The Ultimate Brain FAIL

No, this isn't creepy at all and isn't technically necrophilia. (Disney Pictures)

Yesterday, I wrote a post about age and how short our lives are. I said, “I don’t want to be 116 years old, but I wouldn’t mind living to 60, or maybe even 70 or 80, if I can manage to keep my brain intact that long. I’m not counting on it. With as much damage as my brain has received from meningitis, traumatic brain injuries, and drug and alcohol abuse, I’ll be lucky if I can hold it together until 60.”

That’s not really exaggerating. I had meningitis as an infant, so I practically started life with a damaged brain. I was a substance abusing teenager who never really stopped until a few years ago. I was clocked on the noggin when I was twenty or so and lost most of my memories and the ability to function for a while.

After my traumatic brain injury, I was informed that one of the potential side effects of severe brain boo-boos–aside from, you know, death–was early onset dementia. At the age of twenty, I had the brain function of an eighty year old with Alzheimer’s disease. Fortunately for me, my brain was still growing when it was smashed, so I was able to gain some of my mad brain skills back, but no matter how hard I work, I’ll most likely end up there again.

It would be similar to Sleeping Beauty awakened by Prince Charming (or whatever Beaut’s beau was called–they’re all Prince Charming tropes anyway), while knowing that, eventually, she’ll end up in her sleepy coma again. She’s happy to not to be a coma patient for a while, but that reminder of her fate is a little sad.

No, this isn't creepy at all and isn't technically necrophilia. (Disney Pictures)
No, this isn’t creepy at all. It’s not technically necrophilia.
(Disney Pictures)

I have a Sleeping Beauty coma hanging over my head and no Prince Charming to break the spell. If I do fall into a brain coma, don’t put a dumb rose in my hand and take that stupid crown off. Also, that is not appropriate sleepwear.

Unlike Beauty, I didn’t just wake up and everything was better. I woke up and everything was twisted, jumbled or just gone. I knew who I was, but I didn’t know where I was. I knew what happened the previous week, but I had no idea what happened during my entire childhood or five minutes before.

I have very little memory of that period because I had very little memory at all. My short-term memory barely worked. It had a difficult time converting things that happened into long-term memory. I had the memory of goldfish (real goldfish can remember for at least 6 months–still the 30 second memory myth persists).

I spent years in brain rehab. I put square blocks into square holes. I gave my opinion on ink blotches. I did test after test with specialist after specialist, day in, day out, and a little functionality came back.

My short-term memory is still not what it should be, but I’ve managed to find workarounds. If I want to remember something, I have to write it down. Over the years, my brain has made new neural pathways to reconnect to some old memories, but there’s no pattern to it. I clearly remember a field trip in kindergarten, but don’t remember what happened in third grade at all. I only have scattered fragments of my past and I cannot sort them in chronological order. My brain is a huge unfinished jigsaw puzzle of my life and I don’t even have all the pieces.

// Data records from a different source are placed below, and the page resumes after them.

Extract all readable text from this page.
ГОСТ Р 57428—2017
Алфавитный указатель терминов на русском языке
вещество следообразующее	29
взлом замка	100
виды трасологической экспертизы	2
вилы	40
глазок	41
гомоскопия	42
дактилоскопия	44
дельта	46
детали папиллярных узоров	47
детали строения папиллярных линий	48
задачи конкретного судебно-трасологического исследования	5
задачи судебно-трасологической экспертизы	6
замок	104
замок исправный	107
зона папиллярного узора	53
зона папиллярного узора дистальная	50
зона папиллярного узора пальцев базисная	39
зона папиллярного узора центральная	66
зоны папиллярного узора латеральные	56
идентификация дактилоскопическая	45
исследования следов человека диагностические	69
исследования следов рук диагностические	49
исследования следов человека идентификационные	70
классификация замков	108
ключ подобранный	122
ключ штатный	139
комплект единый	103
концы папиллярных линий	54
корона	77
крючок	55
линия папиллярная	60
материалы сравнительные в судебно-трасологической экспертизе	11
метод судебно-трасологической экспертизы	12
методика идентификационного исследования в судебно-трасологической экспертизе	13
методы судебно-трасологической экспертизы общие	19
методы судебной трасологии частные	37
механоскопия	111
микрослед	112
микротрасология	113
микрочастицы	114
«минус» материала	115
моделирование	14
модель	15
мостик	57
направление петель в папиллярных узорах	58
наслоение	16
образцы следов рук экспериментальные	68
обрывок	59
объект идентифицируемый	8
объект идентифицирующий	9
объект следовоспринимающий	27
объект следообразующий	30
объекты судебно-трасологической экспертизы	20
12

I’m essentially living on borrowed time. If I’m lucky, I have a few short decades before it all disappears again. Every time I have a bad brain day, I panic a bit, thinking this is the beginning of the end. A bad brain day is what I call those days where I just cannot get it together. I had one last weekend. Instead of concealer, I very nearly put lip gloss under my eyes. I put lotion on my hands to wash them instead of soap. I cleaned the hair out of my brush and put the hair back in the drawer and almost threw the brush away. That kind of confusion and inability to get through daily life is what is waiting for me, only it won’t be a bad brain day, but a bad brain life.

My fate terrifies me. It terrifies me all the more because I’ve already been through it. They say the unknown is scariest, but sometimes, the known can be even worse. I don’t want to live a life of panicking. I don’t want to wake up in the morning and not know where I am or what happened in the last twenty years or so. When it gets to that point, when I am well and truly gone, I would like to think that some kind creature would put me out of my misery. I don’t want to live the life of a goldfish again.

That’s what I have waiting for me again when I get old. My thinking will get slower and confused. I won’t be able to concentrate. I won’t be able to remember. I won’t have the memories I worked so hard to get back and I might even lose important functionality. I might not remember how to tie my shoes or even how to breathe. Next time, no amount of rehab will help. It will be gone forever. I will be gone forever, even though my body still breathes. All of us are destined to extremely short lives on a universal scale, but if I had one wish, it would be to live the rest of my puny life with my brain intact, or as intact as it is now.